Plus, getting away from the U.S. is part of the draw of the whole plan. She doesn’t make eye contact with her dad, as if he might read her mind and start another fight.
“Honey, why?” her mom asks, trying to add more inflection, somehow, into the sentence than she has managed to convey in the previous eight hundred or so times she has asked.
“Because I think it’s important for people to follow their dreams,” Isabel says. And for a second, just one glorious, shining, hopeful second, Dorah Wolfe believes she has finally understood. Not fully, perhaps. She has not grasped on with an entirely closed fist, but enough. Her fingertips have brushed up against understanding. Her daughter is making a point. About life, and the way people live it. About what is Truly Important.
Isabel feels for her mom. If it were possible to leave behind a little piece of herself just to provide her mom some comfort, she would.
Then Isabel adds, “And my dream is to meet superheroes.” Mrs. Wolfe’s epiphany is extinguished like a blown- out birthday candle.
Not knowing what else to do, they sit her down for a talk. Her dad, of course, leading the way, loudly, getting up to pace as he makes his points and then going back to the couch. Her mom sits quietly beside him, fussing with things on the coffee table that do not need to be fussed with. There is a world where Isabel offers her mom to come along on the trip, at least for a while.
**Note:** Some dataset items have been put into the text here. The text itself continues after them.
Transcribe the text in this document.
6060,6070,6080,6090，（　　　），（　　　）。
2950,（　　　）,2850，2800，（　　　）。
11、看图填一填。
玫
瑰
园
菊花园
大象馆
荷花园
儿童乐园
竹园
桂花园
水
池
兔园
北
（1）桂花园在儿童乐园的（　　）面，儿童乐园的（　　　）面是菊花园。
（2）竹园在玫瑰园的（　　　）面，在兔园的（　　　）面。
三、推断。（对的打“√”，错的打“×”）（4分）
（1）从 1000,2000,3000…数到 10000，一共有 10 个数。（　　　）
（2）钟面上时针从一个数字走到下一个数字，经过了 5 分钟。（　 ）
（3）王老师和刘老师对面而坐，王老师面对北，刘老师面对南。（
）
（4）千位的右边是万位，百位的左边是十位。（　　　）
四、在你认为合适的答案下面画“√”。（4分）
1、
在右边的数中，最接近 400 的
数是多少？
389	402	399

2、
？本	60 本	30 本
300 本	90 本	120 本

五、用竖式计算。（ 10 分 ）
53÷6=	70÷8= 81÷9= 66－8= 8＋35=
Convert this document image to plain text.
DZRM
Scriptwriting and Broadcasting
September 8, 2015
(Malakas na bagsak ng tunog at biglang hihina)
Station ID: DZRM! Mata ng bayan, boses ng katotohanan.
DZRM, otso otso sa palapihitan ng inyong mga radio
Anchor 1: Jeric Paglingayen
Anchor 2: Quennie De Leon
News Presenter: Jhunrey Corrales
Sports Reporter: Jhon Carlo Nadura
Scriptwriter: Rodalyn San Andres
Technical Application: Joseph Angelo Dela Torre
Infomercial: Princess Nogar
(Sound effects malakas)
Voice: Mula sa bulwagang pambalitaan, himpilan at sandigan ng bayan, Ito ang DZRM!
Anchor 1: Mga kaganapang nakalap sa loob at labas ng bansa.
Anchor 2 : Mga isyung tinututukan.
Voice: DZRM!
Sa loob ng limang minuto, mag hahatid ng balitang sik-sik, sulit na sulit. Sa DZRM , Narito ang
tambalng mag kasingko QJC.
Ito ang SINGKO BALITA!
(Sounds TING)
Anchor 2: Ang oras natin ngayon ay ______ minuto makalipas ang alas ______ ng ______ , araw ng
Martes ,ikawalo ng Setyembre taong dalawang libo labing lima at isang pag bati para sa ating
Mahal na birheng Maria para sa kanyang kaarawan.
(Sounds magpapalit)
But that is a world in which Isabel knows where Dorah stands in this argument, other than as an uncomfortable peacemaker, not wanting anyone to be upset but not caring to solve any disputes either. Over the years, as Isabel has woken up to who her dad is, her mom has remained an inscrutable puzzle. Sweet, but sticking by Abel through the worst of his rants.
It is perhaps what makes leaving easy. Knowing exactly how the last fight will go. Her father raising his voice, trying to put his foot down, despite not having any ground to stand on. Her mother not picking sides, not weak, rather displaying an impressive stronghold on the fence. Not flinching at the things her husband says.
Isabel sits there quietly, not pushing back like she has in the past, knowing she will soon be free.